The HP MJF platform Future Form selected is well suited to the low-to-mid volume production window where injection molding stops making economic sense. You're not paying for tooling, you're not waiting eight weeks for a steel mold, and complex internal geometries like cooling channels are producible in a single build. TCT Magazine noted that Future Form specifically expects to leverage MJF's digital inventory capabilities, reduce scrap waste compared to subtractive processes, and enable those complex geometries that traditional manufacturing struggles with at low quantities.

The application targets are telling. TCT's coverage, citing Future Form directly, flagged 3D printing adoption in data center construction for modular builds, liquid-to-chip cooling components, and high-temperature alloy components for gas turbines, driven by what the company called the sector's "faster time-to-power needs." Those aren't hypothetical use cases for Future Form's customer list. Aerospace and space programs using thermal-management systems are also in scope, according to a 3D Printing Industry report on the announcement.

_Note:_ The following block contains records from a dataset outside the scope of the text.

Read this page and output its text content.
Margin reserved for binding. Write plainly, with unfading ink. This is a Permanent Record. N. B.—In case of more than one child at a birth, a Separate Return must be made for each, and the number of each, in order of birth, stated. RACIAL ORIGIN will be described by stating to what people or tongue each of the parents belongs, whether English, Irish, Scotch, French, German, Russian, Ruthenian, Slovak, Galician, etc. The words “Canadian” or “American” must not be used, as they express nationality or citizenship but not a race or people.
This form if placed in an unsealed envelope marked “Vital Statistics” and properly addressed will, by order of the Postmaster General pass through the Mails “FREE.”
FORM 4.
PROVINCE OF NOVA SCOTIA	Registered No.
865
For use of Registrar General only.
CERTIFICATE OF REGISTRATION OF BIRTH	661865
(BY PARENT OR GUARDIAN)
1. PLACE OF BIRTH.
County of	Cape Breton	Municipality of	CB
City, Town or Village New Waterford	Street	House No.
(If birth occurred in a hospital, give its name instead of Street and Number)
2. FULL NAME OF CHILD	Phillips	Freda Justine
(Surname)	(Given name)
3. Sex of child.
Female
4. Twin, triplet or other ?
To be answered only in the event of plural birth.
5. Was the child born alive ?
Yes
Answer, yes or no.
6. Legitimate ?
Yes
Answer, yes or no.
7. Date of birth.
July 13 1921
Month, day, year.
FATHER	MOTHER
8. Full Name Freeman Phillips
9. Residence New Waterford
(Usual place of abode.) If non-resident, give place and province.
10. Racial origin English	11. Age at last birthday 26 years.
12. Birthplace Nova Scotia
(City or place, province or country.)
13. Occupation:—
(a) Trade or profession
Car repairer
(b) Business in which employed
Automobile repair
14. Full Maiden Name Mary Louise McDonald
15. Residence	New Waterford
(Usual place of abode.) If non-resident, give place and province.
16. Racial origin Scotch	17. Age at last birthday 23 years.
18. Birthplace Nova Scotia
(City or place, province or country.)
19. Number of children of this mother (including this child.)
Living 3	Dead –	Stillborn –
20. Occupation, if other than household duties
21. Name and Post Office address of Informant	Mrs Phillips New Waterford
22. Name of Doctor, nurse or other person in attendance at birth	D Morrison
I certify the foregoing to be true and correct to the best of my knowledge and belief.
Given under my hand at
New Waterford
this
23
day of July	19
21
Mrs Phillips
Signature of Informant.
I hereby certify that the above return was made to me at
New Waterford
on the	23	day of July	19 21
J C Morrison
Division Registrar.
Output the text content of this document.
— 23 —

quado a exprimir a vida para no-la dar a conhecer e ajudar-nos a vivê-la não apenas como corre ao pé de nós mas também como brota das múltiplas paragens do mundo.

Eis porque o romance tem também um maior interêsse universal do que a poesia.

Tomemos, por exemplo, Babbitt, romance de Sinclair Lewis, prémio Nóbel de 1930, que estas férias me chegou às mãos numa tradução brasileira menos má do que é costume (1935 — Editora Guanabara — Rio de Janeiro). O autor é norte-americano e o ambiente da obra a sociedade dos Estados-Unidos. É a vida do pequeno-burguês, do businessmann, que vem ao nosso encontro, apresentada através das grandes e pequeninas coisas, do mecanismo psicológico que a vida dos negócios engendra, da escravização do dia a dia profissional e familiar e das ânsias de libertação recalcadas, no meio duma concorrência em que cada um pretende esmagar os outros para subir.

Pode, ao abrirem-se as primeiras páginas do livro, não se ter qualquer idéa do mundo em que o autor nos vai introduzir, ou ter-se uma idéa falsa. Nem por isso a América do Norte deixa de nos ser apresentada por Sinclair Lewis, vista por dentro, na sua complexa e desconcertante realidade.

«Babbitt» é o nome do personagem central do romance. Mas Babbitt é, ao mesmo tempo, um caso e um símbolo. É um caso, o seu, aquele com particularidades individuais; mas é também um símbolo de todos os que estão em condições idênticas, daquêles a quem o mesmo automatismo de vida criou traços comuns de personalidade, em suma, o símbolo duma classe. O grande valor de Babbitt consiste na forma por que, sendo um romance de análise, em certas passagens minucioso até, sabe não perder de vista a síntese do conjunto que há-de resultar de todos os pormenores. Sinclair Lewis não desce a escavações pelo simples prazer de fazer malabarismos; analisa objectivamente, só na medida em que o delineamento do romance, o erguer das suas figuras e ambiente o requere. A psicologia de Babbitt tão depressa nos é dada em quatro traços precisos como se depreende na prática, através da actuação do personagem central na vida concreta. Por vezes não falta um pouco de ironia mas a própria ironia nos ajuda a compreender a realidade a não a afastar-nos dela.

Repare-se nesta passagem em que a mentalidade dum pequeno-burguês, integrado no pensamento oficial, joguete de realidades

What the public announcement doesn't resolve is the specifics that would really help evaluate the service: which HP MJF model was installed, how many machines, what material families are available (PA12, PA11, TPU are the obvious candidates for this platform), and whether post-processing like bead blasting or dyeing is handled in-house. "Fast turnaround" is the promise but no actual lead-time figures were released.

For anyone in Future Form's target sectors who has been routing MJF jobs overseas or through a middleman service bureau, the pitch is straightforward: domestic capacity, no markup layers, and a manufacturer that already understands the tolerance and compliance requirements of defense, medical and nuclear work. Whether the throughput backs that up is the follow-up question worth asking.